Otra teoría, no incompatible con la anterior, parte de la base de que los libros son como los seres humanos: nunca los conocemos a primera vista, sino tras sucesivos encuentros –y eso, en el mejor de los casos–. De ahí que quienes nos fascinaban en un primer momento puedan acabar decepcionándonos, y a la inversa. No les falta razón a los que acuden a la manida imagen de las «capas» de un libro. Mientras que la primera vez únicamente arañamos la superficie, a través de las relecturas empezamos a atisbar los engranajes del artefacto. Todo esto es verdad.

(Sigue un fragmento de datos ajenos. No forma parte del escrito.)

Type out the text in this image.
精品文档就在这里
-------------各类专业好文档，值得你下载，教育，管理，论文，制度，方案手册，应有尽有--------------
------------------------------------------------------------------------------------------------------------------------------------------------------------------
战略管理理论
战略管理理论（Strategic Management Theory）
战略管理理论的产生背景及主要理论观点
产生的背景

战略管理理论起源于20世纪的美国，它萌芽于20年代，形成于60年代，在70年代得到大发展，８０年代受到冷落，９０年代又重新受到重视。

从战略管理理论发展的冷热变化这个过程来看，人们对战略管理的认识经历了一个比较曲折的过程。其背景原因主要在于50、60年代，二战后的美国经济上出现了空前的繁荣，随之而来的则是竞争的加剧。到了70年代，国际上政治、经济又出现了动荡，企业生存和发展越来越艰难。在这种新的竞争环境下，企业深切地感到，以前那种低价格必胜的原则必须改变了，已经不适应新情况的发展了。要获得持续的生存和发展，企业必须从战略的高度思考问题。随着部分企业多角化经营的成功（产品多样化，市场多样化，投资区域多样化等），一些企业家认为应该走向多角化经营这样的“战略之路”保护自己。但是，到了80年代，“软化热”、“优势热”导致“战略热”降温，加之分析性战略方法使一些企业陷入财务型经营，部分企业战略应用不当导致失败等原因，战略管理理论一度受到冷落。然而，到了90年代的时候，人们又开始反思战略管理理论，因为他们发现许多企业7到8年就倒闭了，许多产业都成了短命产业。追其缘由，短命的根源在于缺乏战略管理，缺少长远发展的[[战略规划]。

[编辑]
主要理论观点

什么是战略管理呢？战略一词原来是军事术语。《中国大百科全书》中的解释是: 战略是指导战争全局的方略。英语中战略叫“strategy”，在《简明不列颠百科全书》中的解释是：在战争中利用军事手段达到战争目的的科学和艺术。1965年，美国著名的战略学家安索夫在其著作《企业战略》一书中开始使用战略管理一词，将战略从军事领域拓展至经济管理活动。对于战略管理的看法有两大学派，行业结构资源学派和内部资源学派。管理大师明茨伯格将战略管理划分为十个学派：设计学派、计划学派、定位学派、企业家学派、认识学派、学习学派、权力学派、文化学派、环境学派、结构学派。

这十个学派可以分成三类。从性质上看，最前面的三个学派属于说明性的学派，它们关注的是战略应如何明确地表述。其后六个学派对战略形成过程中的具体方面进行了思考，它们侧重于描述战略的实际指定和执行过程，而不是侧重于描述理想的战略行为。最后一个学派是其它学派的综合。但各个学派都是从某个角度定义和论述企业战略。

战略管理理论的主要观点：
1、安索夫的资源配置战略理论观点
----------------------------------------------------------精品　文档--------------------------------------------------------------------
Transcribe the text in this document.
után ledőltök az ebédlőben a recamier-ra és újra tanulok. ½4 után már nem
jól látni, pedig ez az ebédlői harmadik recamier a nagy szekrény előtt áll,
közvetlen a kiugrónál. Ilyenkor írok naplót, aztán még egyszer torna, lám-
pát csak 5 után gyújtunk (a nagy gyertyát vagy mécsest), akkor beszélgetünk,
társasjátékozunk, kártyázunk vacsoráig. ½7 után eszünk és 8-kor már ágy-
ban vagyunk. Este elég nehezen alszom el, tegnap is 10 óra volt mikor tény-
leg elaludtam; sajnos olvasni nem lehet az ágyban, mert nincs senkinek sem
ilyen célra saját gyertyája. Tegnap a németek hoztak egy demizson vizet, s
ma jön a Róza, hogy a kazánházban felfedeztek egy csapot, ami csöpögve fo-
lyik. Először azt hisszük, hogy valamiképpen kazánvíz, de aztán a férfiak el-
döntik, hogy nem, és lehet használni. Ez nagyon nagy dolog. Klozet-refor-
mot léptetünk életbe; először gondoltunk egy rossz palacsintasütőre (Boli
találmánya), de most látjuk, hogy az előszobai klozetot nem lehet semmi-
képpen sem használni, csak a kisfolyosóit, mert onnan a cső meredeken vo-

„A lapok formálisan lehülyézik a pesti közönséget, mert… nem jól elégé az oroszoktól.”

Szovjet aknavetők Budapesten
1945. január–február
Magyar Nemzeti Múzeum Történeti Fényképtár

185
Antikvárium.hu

Ahora bien, creo que hay una veta que también convendría explorar: las relecturas nos dicen cosas nuevas no sólo porque profundizamos en el fondo de las obras, sino también porque nosotros, sus lectores, somos distintos.
Sagan escribió un texto maravilloso que da cuenta de dos tópicos fundamentales –y volvemos a las listas–:
- Que el eros y tánatos es el tema por excelencia, en la Literatura y en la vida.
- Que, como decía santa Teresa, se derraman más lágrimas por las plegarias atendidas que por las no atendidas.
En mi caso, la novela me gustó todavía más que la vez anterior. Porque aunque las palabras no habían cambiado, yo sí.
Hace una década, mi personaje predilecto habría sido Anne: tan culta, tan elegante, tan estoica –al menos a ojos de esa narradora no fiable que es Cécile (aunque, por otro lado, ¿quién es un narrador fiable?)–.
Sin embargo, ahora me quedaría con esta última, movida por el deseo y el ansia de la libertad más genuina: la de rechazar los moldes. Cierto: Cécile miente, actúa de manera egoísta, manipula a todos a su antojo con una táctica digna de Maquiavelo… pero es humana. Y si algo he aprendido en estos últimos años es que nunca somos tan buenos como parecemos y que nos equivocamos más de lo que nos gustaría reconocer.
Nada me dicen las historias de perfección, propias de hagiografías. Tampoco esas vidas cuasi-impolutas a fuerza de no hacer nada. Me interesa el error y el fracaso, que son el verdadero patrimonio común a todos nosotros. El arte de perder y de recomponerse (que daría para unos cuantos ensayos).
Ya lo decía George Steiner, es un horror ese afán por no equivocarse. Probablemente dé lugar a vidas más tranquilas pero, sin duda, más hueras. Y yo no querría una de esas. Como siempre me dice A., hemos venido a jugar. Cécile ya lo sabía con diecisiete años; yo he tardado el doble en aprenderlo, pero he llegado a tiempo. Tras varios días de lluvia, ha vuelto a salir el sol.